“Hagan todo lo que Él les diga” les dijo la madre de Jesús a los sirvientes y éstos hicieron todo lo que Jesús les dijo… Posteriormente, el encargado, susurró al esposo: “…has guardado el buen vino hasta este momento”. ¿Cómo estamos nosotros con relación a ese mandato? ¿Qué nos dijo Jesús? En Lucas 6,27, nos dijo:
- Amen a sus enemigos. Dice san Agustín: “La medida del amor es amar sin medida”.
- Hagan el bien a quienes los odian. Hemos de hacer siempre el bien, pues es parte fundamental de nuestra vocación. Es más, «hay que combatir al mal con el bien«.

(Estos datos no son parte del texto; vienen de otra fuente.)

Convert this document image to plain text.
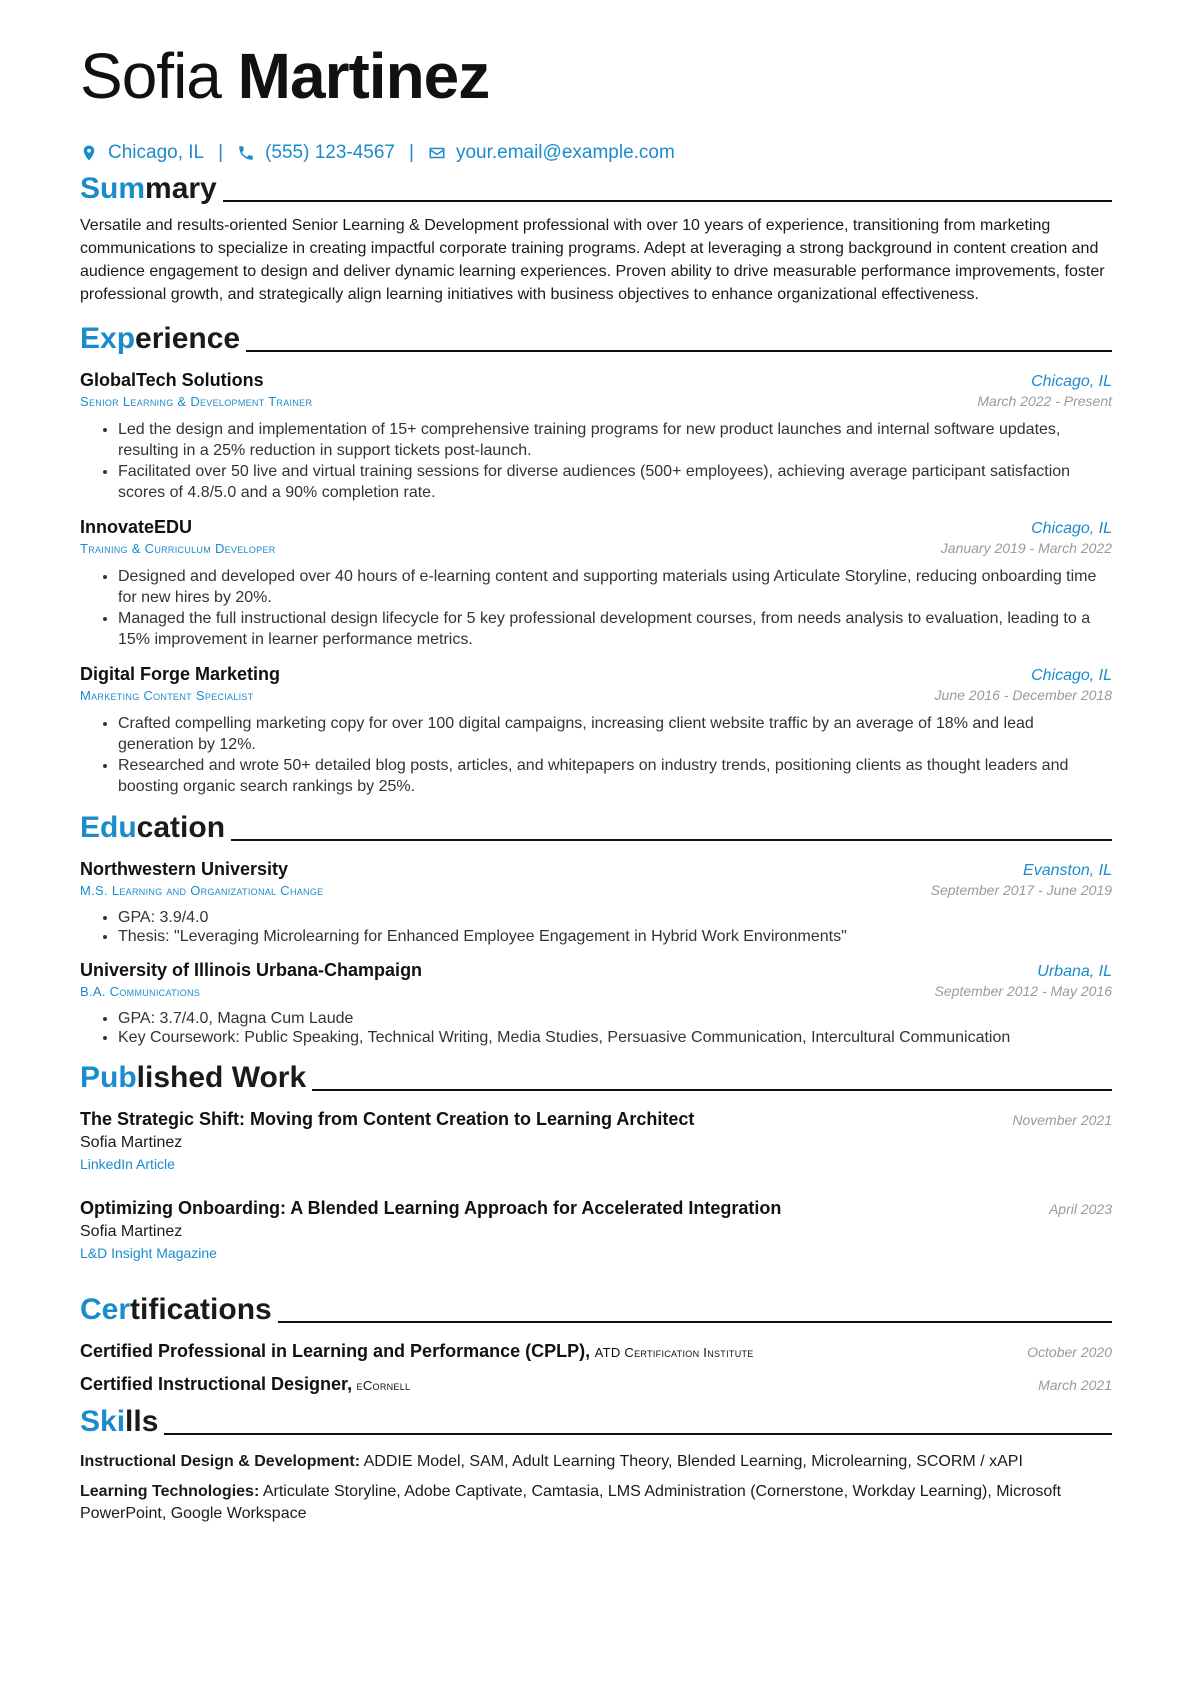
Sofia Martinez
Chicago, IL | (555) 123-4567 | your.email@example.com
Summary

Versatile and results-oriented Senior Learning & Development professional with over 10 years of experience, transitioning from marketing communications to specialize in creating impactful corporate training programs. Adept at leveraging a strong background in content creation and audience engagement to design and deliver dynamic learning experiences. Proven ability to drive measurable performance improvements, foster professional growth, and strategically align learning initiatives with business objectives to enhance organizational effectiveness.

Experience
GlobalTech Solutions	Chicago, IL
Senior Learning & Development Trainer	March 2022 - Present
• Led the design and implementation of 15+ comprehensive training programs for new product launches and internal software updates, resulting in a 25% reduction in support tickets post-launch.
• Facilitated over 50 live and virtual training sessions for diverse audiences (500+ employees), achieving average participant satisfaction scores of 4.8/5.0 and a 90% completion rate.
InnovateEDU	Chicago, IL
Training & Curriculum Developer	January 2019 - March 2022
• Designed and developed over 40 hours of e-learning content and supporting materials using Articulate Storyline, reducing onboarding time for new hires by 20%.
• Managed the full instructional design lifecycle for 5 key professional development courses, from needs analysis to evaluation, leading to a 15% improvement in learner performance metrics.
Digital Forge Marketing	Chicago, IL
Marketing Content Specialist	June 2016 - December 2018
• Crafted compelling marketing copy for over 100 digital campaigns, increasing client website traffic by an average of 18% and lead generation by 12%.
• Researched and wrote 50+ detailed blog posts, articles, and whitepapers on industry trends, positioning clients as thought leaders and boosting organic search rankings by 25%.
Education
Northwestern University	Evanston, IL
M.S. Learning and Organizational Change	September 2017 - June 2019
• GPA: 3.9/4.0
• Thesis: "Leveraging Microlearning for Enhanced Employee Engagement in Hybrid Work Environments"
University of Illinois Urbana-Champaign	Urbana, IL
B.A. Communications	September 2012 - May 2016
• GPA: 3.7/4.0, Magna Cum Laude
• Key Coursework: Public Speaking, Technical Writing, Media Studies, Persuasive Communication, Intercultural Communication
Published Work
The Strategic Shift: Moving from Content Creation to Learning Architect	November 2021
Sofia Martinez
LinkedIn Article
Optimizing Onboarding: A Blended Learning Approach for Accelerated Integration	April 2023
Sofia Martinez
L&D Insight Magazine
Certifications
Certified Professional in Learning and Performance (CPLP), ATD Certification Institute	October 2020
Certified Instructional Designer, eCornell	March 2021
Skills
Instructional Design & Development: ADDIE Model, SAM, Adult Learning Theory, Blended Learning, Microlearning, SCORM / xAPI
Learning Technologies: Articulate Storyline, Adobe Captivate, Camtasia, LMS Administration (Cornerstone, Workday Learning), Microsoft PowerPoint, Google Workspace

- Bendigan a quienes os maldicen. Si alguien te dice ¡Te odio! Respóndele con una bendición, aunque por dentro estés ardiendo de ira.
- Oren por quienes os calumnian. Hay demonios que solamente pueden ser expulsados por medio de la oración y el ayuno.
Si tú fueras la persona enemiga, odia, maldice o calumnia, ¿cómo quisieras ser tratada? Toda persona espera ser bien tratada, por mala que sea. Por eso recomienda el Señor: “Traten a los demás como ustedes quieran ser tratados. Porque si ustedes aman a los que los aman, ¿qué mérito tienen?”.
Por tanto, hay que hacer méritos y, para tener méritos, hay que esculpirse a sí mismo. Ser mejor persona, ser mejor cristiano, ser mejor profesional, ser mejor hijo, etc., es algo trabajoso. No es fácil. Esto implica mirar la vida como un privilegio, un gran regalo, una oportunidad que no la podemos desperdiciar.